The Count’s whereabouts are a mystery,
And Rinaldo’s too, no cause for laughter.
If you’d not treated them with such disdain,
You’d not have suffered all this shame and pain.
To Gradasso has gone Rinaldo’s steed,
And we are in accord now, he and I.
I’ll stay with him, and be his fool indeed,
Thanks to Gano’s fulsome praise; for I’ll ply
That trade, and on that monarch’s favour feed.
He’ll be pleased; I’ll recommend, by and by,
Yourself to serve, the Dane to carve his meat,
Oliviero to cook, and all’s complete,
But for Gano; for weighty things he’s good,
And, so his strength and prowess may be known,
He can heft water-jars, and bear the wood.
The rest of all those gossipers you own,
He’ll grant to his lords, so I understood
Him to say, and if there’s pleasure shown,
By them, all at my jests, and foolery,
I trust we’ll prove a merry company.’
Astolfo uttered this without a smile,
As if in all he said there lay no jest.
Don’t ask if Charlemagne he did beguile!
He was in anguish, as were all the rest
Of those nobles, and, in a little while,
Bishop Turpin spoke, as one distressed:
‘Have you turned apostate?’ ‘Why yes, sir priest;
I’ve quit Christ, on Mohammed’s words to feast.’
Book I: Canto VII: 64-69: He confesses to the jest, but sets terms for Gano’s release
Now all were troubled, stunned, and pale of face,
Oh, how they all lamented, wept and sighed.
But soon Astolfo tired, and showed them grace,
Confessed to his jest, and to his king he cried:
‘My lord, you are generous, if in this place
I have distressed you, and your patience tried,
For God’s sake, let your mercy here be shown,
Whate’er else I may be, I am your own.
Nonetheless, your court shall feel the lack
Of my presence, nor shall I come there more,
(Instead let those who render white as black,
Gano, and his folk, praise you and adore,
For I’ll leave you to rule, till I am back,
All of my lands, here and on England’s shore)
Till I find (I leave at dawn) Orlando,
Spite heat or cold, and likewise Rinaldo.’
None knew if he jested still, or spoke true,
Until that great and mighty king, Gradasso,
Demanded that the peace they now renew;
And so, they were released, and Count Gano
Was the first to mount his courser anew,
But seeing him about to leave, Astolfo
Caught the reins, halted him, and said: ‘Dear sir,
The rest are free, you’re still a prisoner.’
‘Whose prisoner am I, sir? Gano cried.
‘Why Astolfo of England’s!’ came the answer.
Gradasso then the terms of peace supplied,
For the benefit of each ex-prisoner.
Taking Gano by the arm ere he could ride,
Astolfo, and he, knelt before their master.
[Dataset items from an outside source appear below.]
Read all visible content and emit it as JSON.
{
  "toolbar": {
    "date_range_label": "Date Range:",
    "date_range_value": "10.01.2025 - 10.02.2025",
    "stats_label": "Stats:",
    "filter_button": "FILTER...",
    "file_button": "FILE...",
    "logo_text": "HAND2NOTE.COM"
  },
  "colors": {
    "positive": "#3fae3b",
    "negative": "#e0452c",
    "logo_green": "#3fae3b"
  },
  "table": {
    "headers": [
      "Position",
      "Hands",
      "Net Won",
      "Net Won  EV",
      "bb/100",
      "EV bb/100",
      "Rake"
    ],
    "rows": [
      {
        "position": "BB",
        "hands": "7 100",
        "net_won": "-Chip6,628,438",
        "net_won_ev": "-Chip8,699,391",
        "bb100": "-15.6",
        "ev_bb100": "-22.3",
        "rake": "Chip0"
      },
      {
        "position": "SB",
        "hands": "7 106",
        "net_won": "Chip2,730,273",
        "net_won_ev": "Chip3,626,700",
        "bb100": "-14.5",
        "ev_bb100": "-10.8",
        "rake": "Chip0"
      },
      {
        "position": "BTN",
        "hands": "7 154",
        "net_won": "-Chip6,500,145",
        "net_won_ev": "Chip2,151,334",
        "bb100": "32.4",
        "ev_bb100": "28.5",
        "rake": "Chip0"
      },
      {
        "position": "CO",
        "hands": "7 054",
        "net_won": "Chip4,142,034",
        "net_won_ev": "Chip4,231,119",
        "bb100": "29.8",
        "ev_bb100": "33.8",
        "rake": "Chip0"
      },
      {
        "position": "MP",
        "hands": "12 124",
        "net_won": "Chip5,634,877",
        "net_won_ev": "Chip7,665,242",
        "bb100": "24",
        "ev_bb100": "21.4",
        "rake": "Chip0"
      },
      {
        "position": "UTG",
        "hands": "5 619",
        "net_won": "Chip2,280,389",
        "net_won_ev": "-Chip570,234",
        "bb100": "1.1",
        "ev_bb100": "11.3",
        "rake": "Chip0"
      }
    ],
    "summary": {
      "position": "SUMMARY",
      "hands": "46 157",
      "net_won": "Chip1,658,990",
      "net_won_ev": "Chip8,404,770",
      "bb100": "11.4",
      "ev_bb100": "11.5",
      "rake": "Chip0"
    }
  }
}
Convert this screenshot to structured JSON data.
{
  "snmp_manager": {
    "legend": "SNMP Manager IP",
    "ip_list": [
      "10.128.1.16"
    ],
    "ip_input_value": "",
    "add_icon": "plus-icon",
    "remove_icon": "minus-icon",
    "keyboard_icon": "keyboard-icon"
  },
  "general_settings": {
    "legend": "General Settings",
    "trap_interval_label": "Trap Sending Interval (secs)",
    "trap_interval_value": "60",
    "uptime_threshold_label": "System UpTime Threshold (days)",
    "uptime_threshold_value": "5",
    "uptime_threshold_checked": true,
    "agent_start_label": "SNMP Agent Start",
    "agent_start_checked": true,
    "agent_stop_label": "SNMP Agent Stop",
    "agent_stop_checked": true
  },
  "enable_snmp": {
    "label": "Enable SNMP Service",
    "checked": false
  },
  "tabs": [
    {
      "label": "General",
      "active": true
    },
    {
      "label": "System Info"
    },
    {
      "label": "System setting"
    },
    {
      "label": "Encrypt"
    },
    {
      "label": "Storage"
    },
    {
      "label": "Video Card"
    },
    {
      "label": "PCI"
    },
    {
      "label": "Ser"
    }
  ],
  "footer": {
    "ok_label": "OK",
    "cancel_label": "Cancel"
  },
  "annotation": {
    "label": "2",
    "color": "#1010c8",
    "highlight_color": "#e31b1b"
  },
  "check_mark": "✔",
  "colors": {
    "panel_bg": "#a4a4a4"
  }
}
The former cried: ‘My lord, upon my knees,
I ask, that he goes free, yourself to please,
But on my terms, thus with this condition,
That, with his hands twixt yours, he shall swear
That he will pass four days in your prison,
When and where I require it, and prepare
To take an oath (for he breaks his word often!)
By your knights, and your crown, to lie there;
Surrendering himself, as duty bound,
Whene’er and where’er he may be found.’
Charlemagne replied: ‘I will that this be done.’
And had Count Gano, instantly, swear so.
The prisoners sped to Paris, every one,
Where the only cry heard was: ‘Astolfo!’
Embraced by all, the gauntlet he did run,
Of vast acclaim, this conqueror of the foe,
For he had saved, his was all the honour,
The Christian faith, and their wise emperor.
Book I: Canto VII: 70-72: Gradasso’s armies depart
The king tried hard to keep him there, perforce,
Upon him Ireland seeking to bestow,
But he was set upon his chosen course,
Of finding brave Rinaldo, and Orlando.
To his wanderings I’ll later have recourse,
But shall say no more here, and let him go.
That same night, evading the light of morn,
Gradasso and his men left, ere the dawn,
For Spain, where they found King Marsilio
With his noblemen and knights at his feet.
Aboard his flagship, went King Gradasso,
And departed with his vast and mighty fleet.
I’ll say naught of the voyage they did go,
To those lands that bake in the sun’s fierce heat;
Lest you grow weary of my verse, I’ll seek
Rinaldo, rather, ere my strength grows weak,
And recount the tale of high adventure,
Of which he had the pleasure and the pain,
For the story’s marvellous in nature,
While Rinaldo the brave, I would maintain,
Had encountered the like of it, never,
So cruel and harsh it seemed; but now, again,
I must rest awhile, ere the next canto,
Tells its wondrous story, of joy and woe.